7. Good players cost money! A lot of money

Finding Fabregas, Vieira and Henry at that price is something from the past decade. It wouldn’t happen now, unless you buy them at 15. Man City are prepared to pay £22m for Nasri. Here is a player that cannot play centrally in a 4-3-3 but can be a good winger and good half striker. He costs £22m only because there is one year left on his contract. With three years it would be a lot more.

The point here is that with the competition in football today, a lot more clubs are looking for the same players in order to compete. The players are not being grown fast enough. These players score goals and make you win. If you want to be there, you need one of these players and that’s how much they cost. They cost £24m a piece. There are no bargains out there anymore. If you want one of these players, a player who would make RvP dangerous (something nobody has managed since Cesc and Wilshere) then you have to pay a lot for it.
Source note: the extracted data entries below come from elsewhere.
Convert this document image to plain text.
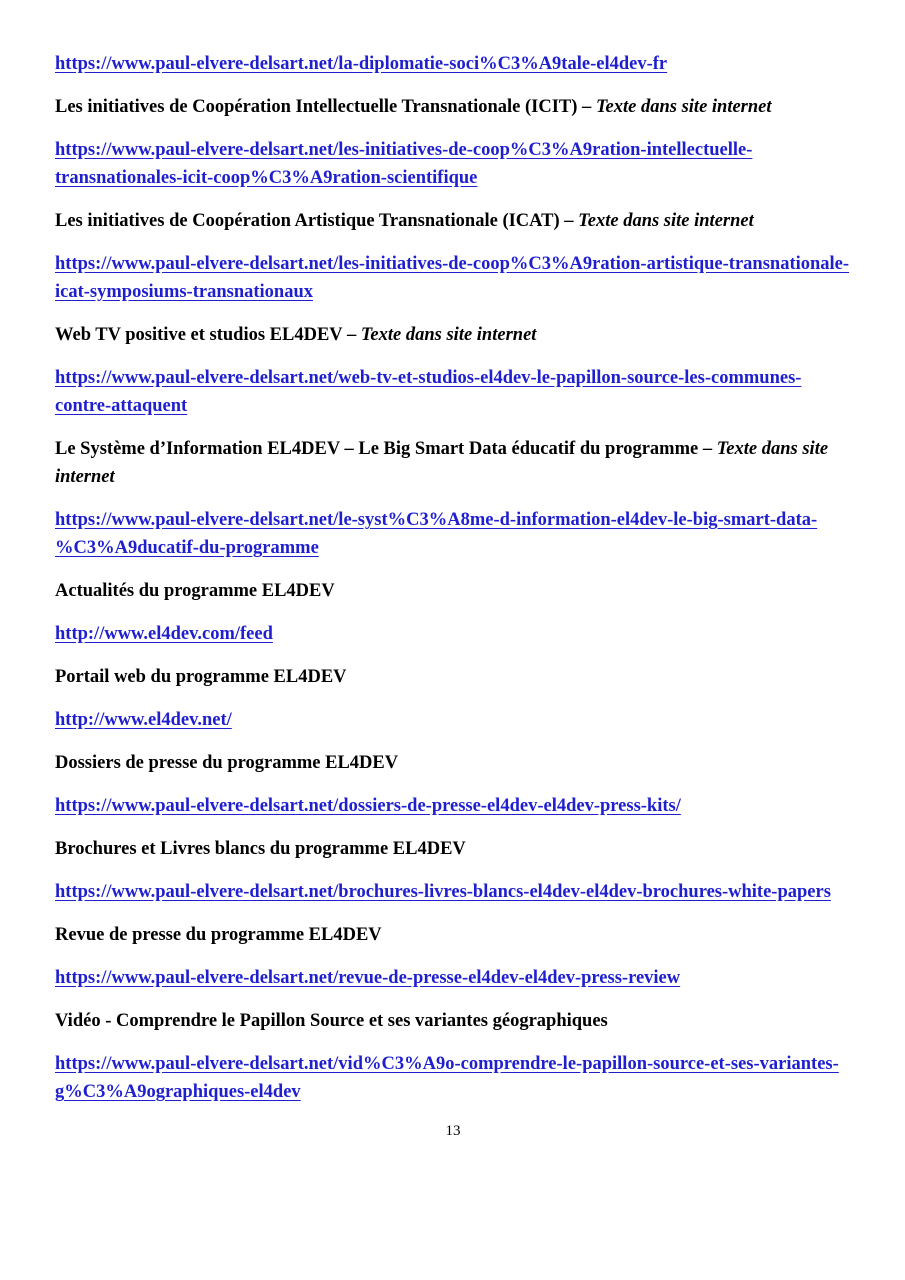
https://www.paul-elvere-delsart.net/la-diplomatie-soci%C3%A9tale-el4dev-fr

Les initiatives de Coopération Intellectuelle Transnationale (ICIT) – Texte dans site internet

https://www.paul-elvere-delsart.net/les-initiatives-de-coop%C3%A9ration-intellectuelle-transnationales-icit-coop%C3%A9ration-scientifique

Les initiatives de Coopération Artistique Transnationale (ICAT) – Texte dans site internet

https://www.paul-elvere-delsart.net/les-initiatives-de-coop%C3%A9ration-artistique-transnationale-icat-symposiums-transnationaux

Web TV positive et studios EL4DEV – Texte dans site internet

https://www.paul-elvere-delsart.net/web-tv-et-studios-el4dev-le-papillon-source-les-communes-contre-attaquent

Le Système d’Information EL4DEV – Le Big Smart Data éducatif du programme – Texte dans site internet

https://www.paul-elvere-delsart.net/le-syst%C3%A8me-d-information-el4dev-le-big-smart-data-%C3%A9ducatif-du-programme

Actualités du programme EL4DEV

http://www.el4dev.com/feed

Portail web du programme EL4DEV

http://www.el4dev.net/

Dossiers de presse du programme EL4DEV

https://www.paul-elvere-delsart.net/dossiers-de-presse-el4dev-el4dev-press-kits/

Brochures et Livres blancs du programme EL4DEV

https://www.paul-elvere-delsart.net/brochures-livres-blancs-el4dev-el4dev-brochures-white-papers

Revue de presse du programme EL4DEV

https://www.paul-elvere-delsart.net/revue-de-presse-el4dev-el4dev-press-review

Vidéo - Comprendre le Papillon Source et ses variantes géographiques

https://www.paul-elvere-delsart.net/vid%C3%A9o-comprendre-le-papillon-source-et-ses-variantes-g%C3%A9ographiques-el4dev

13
There is no other way round it. You want another Vermaelen? Well everybody else is looking for one. You have to beat them in the market. Juan Mata may go to Chelsea. Arsenal needed him. But Chelsea will not argue about the money. If nobody wants to pay that kind of money for Diaby then you should not have him in your squad either.

You’ve read this far? Congratulations and apologies for writing so long. Fingers crossed that we have already seen the worse of the season.